Impromptu talks between Saudi Arabia, fellow OPEC member Venezuela and oil powers Russia and Mexico yield no agreement on how to address a growing oil glut.
VIENNA, Nov 25 (Reuters) - Impromptu talks between Saudi Arabia, fellow OPEC member Venezuela and oil powers Russia and Mexico yielded no agreement on Tuesday on how to address a growing oil glut, ending without any plan to cut output despite a collapse in prices.
In a day of shuttle diplomacy before OPEC's output meeting in Vienna on Thursday, energy officials from non-members Russia and Mexico rushed to the Austrian capital to push OPEC kingpin Saudi Arabia on the 30 percent price fall since June.
Saudi has kept the market guessing about its response to crude's fall amid rapidly rising U.S. shale output, but Tuesday's talks had led to speculation in some quarters that Riyadh might back a coordinated cut involving non-OPEC members.

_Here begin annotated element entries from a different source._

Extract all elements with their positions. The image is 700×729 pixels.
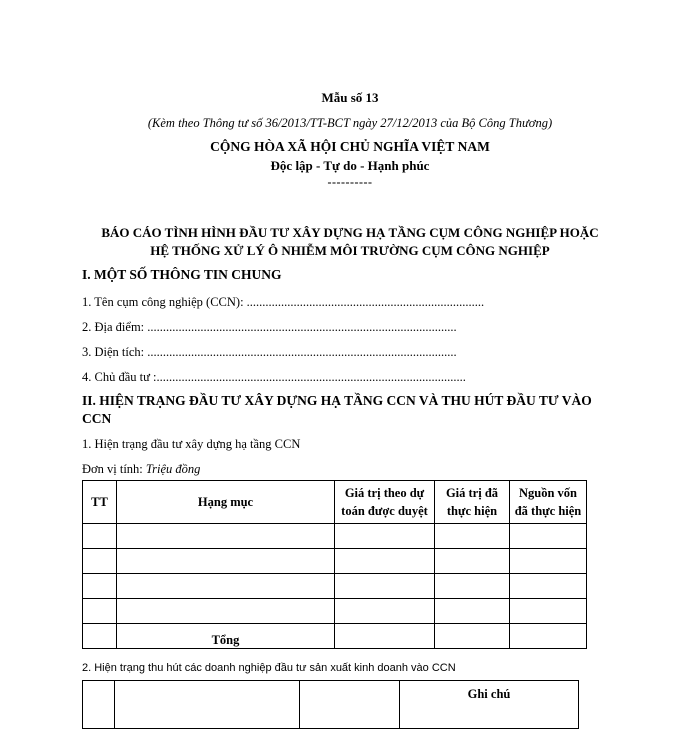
field-location: 2. Địa điểm: ................................................................................................... bbox=[82, 320, 457, 334]
country-name: CỘNG HÒA XÃ HỘI CHỦ NGHĨA VIỆT NAM bbox=[210, 139, 490, 154]
table-cell[interactable] bbox=[83, 549, 117, 574]
total-label: Tổng bbox=[117, 624, 335, 649]
report-title-line1: BÁO CÁO TÌNH HÌNH ĐẦU TƯ XÂY DỰNG HẠ TẦNG CỤM CÔNG NGHIỆP HOẶC bbox=[101, 225, 599, 240]
subsection2-title: 2. Hiện trạng thu hút các doanh nghiệp đầu tư sản xuất kinh doanh vào CCN bbox=[82, 662, 456, 674]
table-cell[interactable] bbox=[510, 574, 587, 599]
table-cell[interactable] bbox=[435, 524, 510, 549]
table-cell[interactable] bbox=[335, 624, 435, 649]
table-cell[interactable] bbox=[83, 574, 117, 599]
table-cell[interactable] bbox=[117, 574, 335, 599]
table-row bbox=[83, 549, 587, 574]
section1-heading: I. MỘT SỐ THÔNG TIN CHUNG bbox=[82, 267, 282, 282]
field-investor: 4. Chủ đầu tư :................................................................................................... bbox=[82, 370, 466, 384]
report-title-line2: HỆ THỐNG XỬ LÝ Ô NHIỄM MÔI TRƯỜNG CỤM CÔNG NGHIỆP bbox=[150, 243, 550, 258]
col-header-note: Ghi chú bbox=[400, 681, 579, 729]
unit-line bbox=[82, 462, 200, 477]
table-row bbox=[83, 599, 587, 624]
table-cell bbox=[300, 681, 400, 729]
table-cell[interactable] bbox=[510, 524, 587, 549]
table-cell[interactable] bbox=[435, 549, 510, 574]
table-cell bbox=[115, 681, 300, 729]
table-cell[interactable] bbox=[435, 599, 510, 624]
table-cell[interactable] bbox=[117, 549, 335, 574]
col-header-tt: TT bbox=[83, 481, 117, 524]
table-cell[interactable] bbox=[435, 624, 510, 649]
table-header-row bbox=[83, 681, 579, 729]
table-cell[interactable] bbox=[83, 524, 117, 549]
table-cell[interactable] bbox=[83, 599, 117, 624]
table-row bbox=[83, 574, 587, 599]
header-separator: ---------- bbox=[327, 175, 373, 189]
field-industrial-cluster-name: 1. Tên cụm công nghiệp (CCN): ............................................................................ bbox=[82, 295, 485, 309]
infrastructure-table bbox=[82, 480, 587, 649]
table-header-row bbox=[83, 481, 587, 524]
col-header-item: Hạng mục bbox=[117, 481, 335, 524]
table-cell[interactable] bbox=[510, 549, 587, 574]
table-cell bbox=[83, 681, 115, 729]
table-cell[interactable] bbox=[335, 599, 435, 624]
table-cell[interactable] bbox=[335, 574, 435, 599]
table-cell[interactable] bbox=[510, 624, 587, 649]
national-motto: Độc lập - Tự do - Hạnh phúc bbox=[270, 158, 430, 173]
form-number: Mẫu số 13 bbox=[321, 90, 379, 105]
enterprise-table bbox=[82, 680, 579, 729]
table-cell bbox=[83, 624, 117, 649]
attached-note: (Kèm theo Thông tư số 36/2013/TT-BCT ngày 27/12/2013 của Bộ Công Thương) bbox=[147, 116, 553, 130]
table-cell[interactable] bbox=[435, 574, 510, 599]
table-cell[interactable] bbox=[335, 524, 435, 549]
col-header-done: Giá trị đã thực hiện bbox=[435, 481, 510, 524]
subsection1-title: 1. Hiện trạng đầu tư xây dựng hạ tầng CCN bbox=[82, 437, 301, 451]
table-row bbox=[83, 524, 587, 549]
section2-heading: II. HIỆN TRẠNG ĐẦU TƯ XÂY DỰNG HẠ TẦNG CCN VÀ THU HÚT ĐẦU TƯ VÀO bbox=[82, 393, 592, 408]
col-header-fund: Nguồn vốn đã thực hiện bbox=[510, 481, 587, 524]
table-total-row bbox=[83, 624, 587, 649]
table-cell[interactable] bbox=[335, 549, 435, 574]
unit-value: Triệu đồng bbox=[145, 462, 201, 476]
table-cell[interactable] bbox=[510, 599, 587, 624]
section2-heading-cont: CCN bbox=[82, 411, 112, 426]
table-cell[interactable] bbox=[117, 524, 335, 549]
col-header-estimate: Giá trị theo dự toán được duyệt bbox=[335, 481, 435, 524]
unit-label: Đơn vị tính: bbox=[82, 462, 146, 476]
field-area: 3. Diện tích: ................................................................................................... bbox=[82, 345, 457, 359]
table-cell[interactable] bbox=[117, 599, 335, 624]
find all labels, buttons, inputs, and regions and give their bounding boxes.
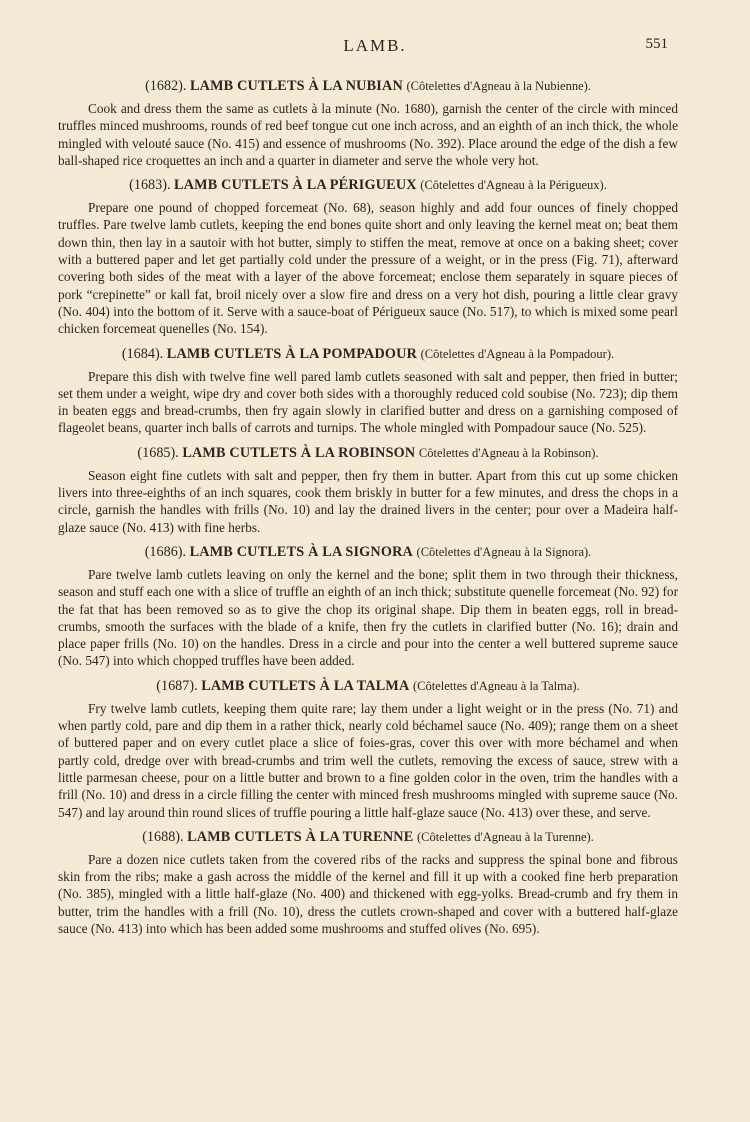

Venezuelan Foreign Minister Rafael Ramirez told reporters after the talks that while all sides agreed current prices were "not good" for producing countries, no coordinated output cuts were arranged on Tuesday.
"We discussed the situation in the market, we shared our points of view, we need to keep in contact and we agreed to meet again in three months," Ramirez, who until recently was oil minister and president of state oil company PDVSA, said.
Venezuela, a noted price hawk, would try for an output agreement within OPEC on Thursday instead, he said.
Oil prices turned lower after the talks, with international benchmark Brent falling more than $1 a barrel.